Serving the campus of the University of Alabama since 1894

The Crimson White

Serving the campus of the University of Alabama since 1894

The Crimson White

Serving the campus of the University of Alabama since 1894

The Crimson White

Students, professors comment on state of documentary film


When it comes to film entertainment, box office numbers generally indicate an interest in films with a traditional three act structure that isn’t too short and isn’t too long. Most, if not all, blockbusters follow this formula, and consumer markets let them know that it works with their dollar. There is nothing wrong with rip-roaring blockbusters about space samurai or super powered vigilantes, but these films often overshadow smaller, more intimate features, especially documentaries.

“Many people would much rather watch an over-saturated horror flick about a possessed doll than a thought provoking documentary about a small-town legend or a village across the world cut off from technology,” Said Josh Wiggins, a junior majoring in telecommunication and film, who has focused his major into documentary studies.

While box office figures confirm Wiggins’ assertion, documentaries have long served as a haven for those in search of a story steeped in humanity. An example of a documentary that harnesses this potential for intimacy is Ross McElwee’s 1986 film, “Sherman’s March.” The film follows documentarian Ross McElwee on what was meant to be a journey tracing the march of Confederate General Sherman T. Williams, but turned into a personal search for companionship.

“McElwee set off to make a historical piece but ended up filming his experiences with several girls and his relationships with them,” Wiggins said. “The film is just an amazing slice of life of a guy with a camera.”

The seemingly mundane personal exploits of McElwee turn into a highly personal look at human relationships. It is this type of real human experience which enable documentaries to touch viewers on a deeply personal level.

Another facet of documentaries, one which makes them highly important, is their ability to cause social change. A prime example of this is director Kirby Dick’s 2015 feature, “The Hunting Ground.” Dick’s film sheds light on college rape victims and their plight in search for justice. This film particularly resonated with Shelby Anderson, a junior telecommunication and film student and a sexual assault survivor herself. Anderson’s relationship with “The Hunting Ground” serves as a real life example of the potential documentaries have to empower and inform.

“It was a very hard film to watch, but also it was so encouraging to know that my struggle was not unique, which is also a heartbreaking reality,” Anderson said. “I think that’s a really important part of what documentaries do, they remind others that they’re not alone, but also bring light to really important things that may get swept under the rug.”

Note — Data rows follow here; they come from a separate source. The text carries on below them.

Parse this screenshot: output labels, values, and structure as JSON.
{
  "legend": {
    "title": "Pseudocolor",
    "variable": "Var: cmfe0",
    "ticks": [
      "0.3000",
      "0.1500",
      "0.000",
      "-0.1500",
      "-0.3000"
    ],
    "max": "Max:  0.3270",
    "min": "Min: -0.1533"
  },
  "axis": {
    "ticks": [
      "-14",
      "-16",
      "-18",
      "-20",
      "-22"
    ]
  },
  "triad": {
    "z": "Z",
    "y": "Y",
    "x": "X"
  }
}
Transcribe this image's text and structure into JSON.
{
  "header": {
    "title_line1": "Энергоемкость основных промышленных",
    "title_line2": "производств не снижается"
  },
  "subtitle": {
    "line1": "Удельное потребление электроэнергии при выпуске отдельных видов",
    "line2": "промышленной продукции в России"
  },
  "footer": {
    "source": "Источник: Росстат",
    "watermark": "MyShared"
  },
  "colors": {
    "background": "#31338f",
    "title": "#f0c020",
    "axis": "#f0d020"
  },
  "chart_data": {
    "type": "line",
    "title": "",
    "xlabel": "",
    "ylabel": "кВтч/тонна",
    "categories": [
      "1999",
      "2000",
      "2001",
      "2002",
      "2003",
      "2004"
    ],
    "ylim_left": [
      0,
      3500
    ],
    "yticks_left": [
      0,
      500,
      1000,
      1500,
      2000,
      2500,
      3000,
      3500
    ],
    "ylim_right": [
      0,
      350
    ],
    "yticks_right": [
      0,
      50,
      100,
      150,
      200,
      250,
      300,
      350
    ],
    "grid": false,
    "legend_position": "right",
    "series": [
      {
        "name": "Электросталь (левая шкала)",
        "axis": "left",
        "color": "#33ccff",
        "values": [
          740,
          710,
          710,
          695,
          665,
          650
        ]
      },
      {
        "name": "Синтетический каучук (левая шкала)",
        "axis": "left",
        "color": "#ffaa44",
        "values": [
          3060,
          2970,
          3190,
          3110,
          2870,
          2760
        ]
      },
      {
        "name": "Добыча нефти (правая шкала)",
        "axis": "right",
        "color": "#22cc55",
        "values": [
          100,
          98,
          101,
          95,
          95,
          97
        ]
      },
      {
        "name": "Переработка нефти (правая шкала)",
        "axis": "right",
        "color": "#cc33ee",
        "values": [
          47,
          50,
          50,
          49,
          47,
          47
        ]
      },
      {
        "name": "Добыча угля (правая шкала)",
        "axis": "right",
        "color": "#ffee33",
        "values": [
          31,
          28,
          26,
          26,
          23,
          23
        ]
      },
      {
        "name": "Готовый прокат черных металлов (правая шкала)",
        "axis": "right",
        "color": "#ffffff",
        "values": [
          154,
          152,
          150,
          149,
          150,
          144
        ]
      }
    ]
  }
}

Despite their striking ability to provoke thought and social change, many viewers are still scared away from documentaries due to a misconception, most likely fostered in substitute teacher-led high school classrooms, that they are boring and overly informational. This misconception has long hurt the marketability of documentaries to mass audiences. Professor Nick Corrao, who teaches many documentary courses and has directed documentaries of his own, recognizes this misconception, but also sees how documentaries have evolved to fight this misconception over time.

“The innovations in cinematic documentary storytelling over the past two or three decades has shifted that [misconception],” Corrao said. “There are docs being made today that are just as entertaining, if not more so, than your run of` the mill blockbuster.”

Two contemporary examples of this evolution are the most recent Oscar winner for Best Documentary, “O.J.: Made in America,” and one of the films it beat out for the award, “Fire at Sea.”

“Both of these films are powerful, beautiful and explore issues and the human condition, but they couldn’t be more different in their form or approach,” Corrao said. “That is the beauty of documentary.”

“OJ: Made in America” is an eight hour epic that chronicles the life of O.J. Simpson, going all the way through his murder trial. Through this story, director Ezra Edelman explores themes of racial, political and judicial injustice in America. “Fire at Sea,” on the other hand, focuses on the Italian island of Lampesuda which has found itself in the heart of the European migrant crisis. Director Gianfranco Rosi uses the personal lives of these islanders to give an intimate look at a crisis across the world.

“[‘OJ’] uses contemporary and archival interviews to tell the story,” Corrao said. “[‘Fire at Sea’] is what we call an ‘observational’ or ‘cinema verité’ style documentary where the lens of the camera watches as characters interact with each other and their environment.”

Documentaries have found a home to flourish through streaming platforms such as Netflix and Amazon Video where documentaries like “Making a Murderer” and “13th” have released to larger audiences and massive acclaim. Wider access to these films for audiences has caused many to see the films’ potential for eye-opening and important stories.

“Cinema in general, as all art does, allows us to form a greater understanding or line of questioning of who we are and why we are here,” Corrao said. “Documentaries allow us to do this through the stories and experiences of actual people, and they open our eyes up to new realities.”

All of the documentaries listed in the story are available to stream online through Amazon, YouTube or VUDU.